More delays suggest Snowy Hydro will not be the saviour that the former LNP government claimed it would. 

The $5.1 billion Snowy Hydro 2.0 scheme announced in 2017 by then-prime minister Malcolm Turnbull is currently 19 months behind schedule.

The project was assumed by regulators to be online by 2026, but may not be operational before 2028, according to reports.

The former Coalition government had put forth its plan to upgrade the Snowy Hydro facility as a flagship solution to the accelerating collapse of coal power.  The Snowy 2.0 plan involves the construction of a large power station 800 metres below ground in a 15-storey-high cavern, connected by 27 kilometres of tunnel in a delicate national park ecosystem to link existing remote reservoirs. 

When operational, the new system should have an added 2,000MW of generation capacity - enough to power the equivalent of 500,000 homes for a week without releasing carbon.

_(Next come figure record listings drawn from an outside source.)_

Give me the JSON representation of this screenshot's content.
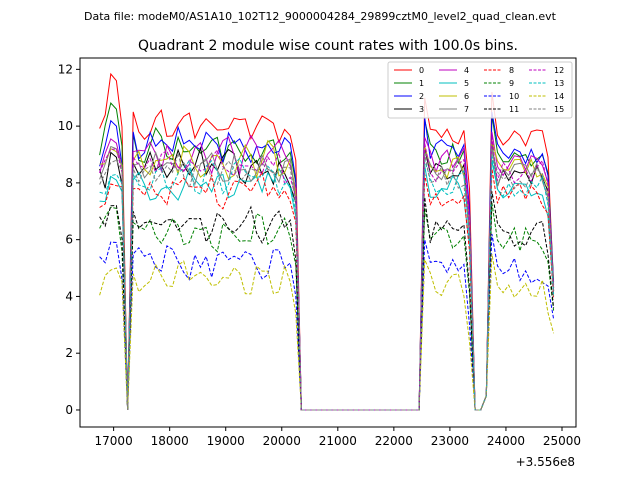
{
  "file_label": "Data file: modeM0/AS1A10_102T12_9000004284_29899cztM0_level2_quad_clean.evt",
  "chart_data": {
    "type": "line",
    "title": "Quadrant 2 module wise count rates with 100.0s bins.",
    "xlabel": "",
    "ylabel": "",
    "x_offset_label": "+3.556e8",
    "xlim": [
      16400,
      25250
    ],
    "ylim": [
      -0.6,
      12.4
    ],
    "x_ticks": [
      17000,
      18000,
      19000,
      20000,
      21000,
      22000,
      23000,
      24000,
      25000
    ],
    "y_ticks": [
      0,
      2,
      4,
      6,
      8,
      10,
      12
    ],
    "grid": false,
    "legend_position": "top-right",
    "x": [
      16750,
      16850,
      16950,
      17050,
      17150,
      17250,
      17350,
      17450,
      17550,
      17650,
      17750,
      17850,
      17950,
      18050,
      18150,
      18250,
      18350,
      18450,
      18550,
      18650,
      18750,
      18850,
      18950,
      19050,
      19150,
      19250,
      19350,
      19450,
      19550,
      19650,
      19750,
      19850,
      19950,
      20050,
      20150,
      20250,
      20350,
      20450,
      20550,
      20650,
      20750,
      20850,
      20950,
      21050,
      21150,
      21250,
      21350,
      21450,
      21550,
      21650,
      21750,
      21850,
      21950,
      22050,
      22150,
      22250,
      22350,
      22450,
      22550,
      22650,
      22750,
      22850,
      22950,
      23050,
      23150,
      23250,
      23350,
      23450,
      23550,
      23650,
      23750,
      23850,
      23950,
      24050,
      24150,
      24250,
      24350,
      24450,
      24550,
      24650,
      24750,
      24850
    ],
    "series": [
      {
        "name": "0",
        "color": "#ff0000",
        "dash": "solid",
        "level": 10.0,
        "peaks": [
          10.2,
          10.7,
          11.6
        ],
        "spike": 11.0,
        "end": 4.3
      },
      {
        "name": "1",
        "color": "#008000",
        "dash": "solid",
        "level": 9.2,
        "peaks": [
          9.6,
          10.0,
          10.6
        ],
        "spike": 10.2,
        "end": 4.5
      },
      {
        "name": "2",
        "color": "#0000ff",
        "dash": "solid",
        "level": 9.3,
        "peaks": [
          9.0,
          9.5,
          10.0
        ],
        "spike": 10.3,
        "end": 4.4
      },
      {
        "name": "3",
        "color": "#000000",
        "dash": "solid",
        "level": 8.5,
        "peaks": [
          8.7,
          8.2,
          8.9
        ],
        "spike": 9.2,
        "end": 4.2
      },
      {
        "name": "4",
        "color": "#bf00bf",
        "dash": "solid",
        "level": 9.0,
        "peaks": [
          8.9,
          9.1,
          9.4
        ],
        "spike": 9.6,
        "end": 4.3
      },
      {
        "name": "5",
        "color": "#00bfbf",
        "dash": "solid",
        "level": 8.0,
        "peaks": [
          7.7,
          7.6,
          8.1
        ],
        "spike": 8.6,
        "end": 4.1
      },
      {
        "name": "6",
        "color": "#bfbf00",
        "dash": "solid",
        "level": 8.8,
        "peaks": [
          8.8,
          8.6,
          9.1
        ],
        "spike": 9.3,
        "end": 4.2
      },
      {
        "name": "7",
        "color": "#808080",
        "dash": "solid",
        "level": 8.6,
        "peaks": [
          8.6,
          8.8,
          9.2
        ],
        "spike": 9.1,
        "end": 4.2
      },
      {
        "name": "8",
        "color": "#ff0000",
        "dash": "dashed",
        "level": 7.8,
        "peaks": [
          7.4,
          7.6,
          7.9
        ],
        "spike": 8.3,
        "end": 3.9
      },
      {
        "name": "9",
        "color": "#008000",
        "dash": "dashed",
        "level": 6.3,
        "peaks": [
          7.0,
          6.8,
          7.1
        ],
        "spike": 7.1,
        "end": 3.5
      },
      {
        "name": "10",
        "color": "#0000ff",
        "dash": "dashed",
        "level": 5.2,
        "peaks": [
          5.8,
          5.4,
          5.9
        ],
        "spike": 6.0,
        "end": 3.2
      },
      {
        "name": "11",
        "color": "#000000",
        "dash": "dashed",
        "level": 6.5,
        "peaks": [
          7.0,
          6.9,
          7.2
        ],
        "spike": 7.5,
        "end": 3.6
      },
      {
        "name": "12",
        "color": "#bf00bf",
        "dash": "dashed",
        "level": 8.7,
        "peaks": [
          8.9,
          8.9,
          9.2
        ],
        "spike": 9.4,
        "end": 4.1
      },
      {
        "name": "13",
        "color": "#00bfbf",
        "dash": "dashed",
        "level": 8.2,
        "peaks": [
          8.0,
          7.9,
          8.3
        ],
        "spike": 8.8,
        "end": 4.0
      },
      {
        "name": "14",
        "color": "#bfbf00",
        "dash": "dashed",
        "level": 4.6,
        "peaks": [
          4.7,
          4.7,
          5.0
        ],
        "spike": 5.3,
        "end": 2.7
      },
      {
        "name": "15",
        "color": "#808080",
        "dash": "dashed",
        "level": 8.4,
        "peaks": [
          8.4,
          8.5,
          8.8
        ],
        "spike": 9.0,
        "end": 4.0
      }
    ]
  }
}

However, a series of issues involving contractors and construction mean it will not be ready for a while. 

The delay means coal and gas will be needed for longer, according to authorities. Word of the delay comes amid gas price hikes that have triggered nationwide alarm, as well as unprecedented coal-fired power generator outages. 

“If it was on board and fully operating and connected last week, it would have made a material difference,” federal energy minister Chris Bowen says. 

“But we’re going to be waiting a substantial period longer than we were told by the previous government for it to play that role.

“We supported Snowy because it does have a role to play in energy security. It does have a role to play in providing that stability to the system because, ultimately, it’s a form of storage,” he said.

Australian Energy Regulator chair Clair Savage says coal and gas will remain important sources of dispatchable capacity.

“It’s easier [to transition to renewables] with them in [the energy technology mix],” she said. 

“We need dispatchable capacity. There are options on how you could build a capacity market with coal and gas in or without them. Essentially, we will be asking stakeholders for their views. We will give a final design to ministers at the end of this year.”

Mr Bowen says his predecessors must have known of the looming issues. 

“Looks to be another hidden parting gift from Morrison and Taylor,” he told RenewEconomy

“I find it inconceivable that the former minister, now shadow treasurer, didn’t know about this delay.

“This is exactly the kind of chaos and mismanagement of the energy portfolio that put Australia in its current mess.”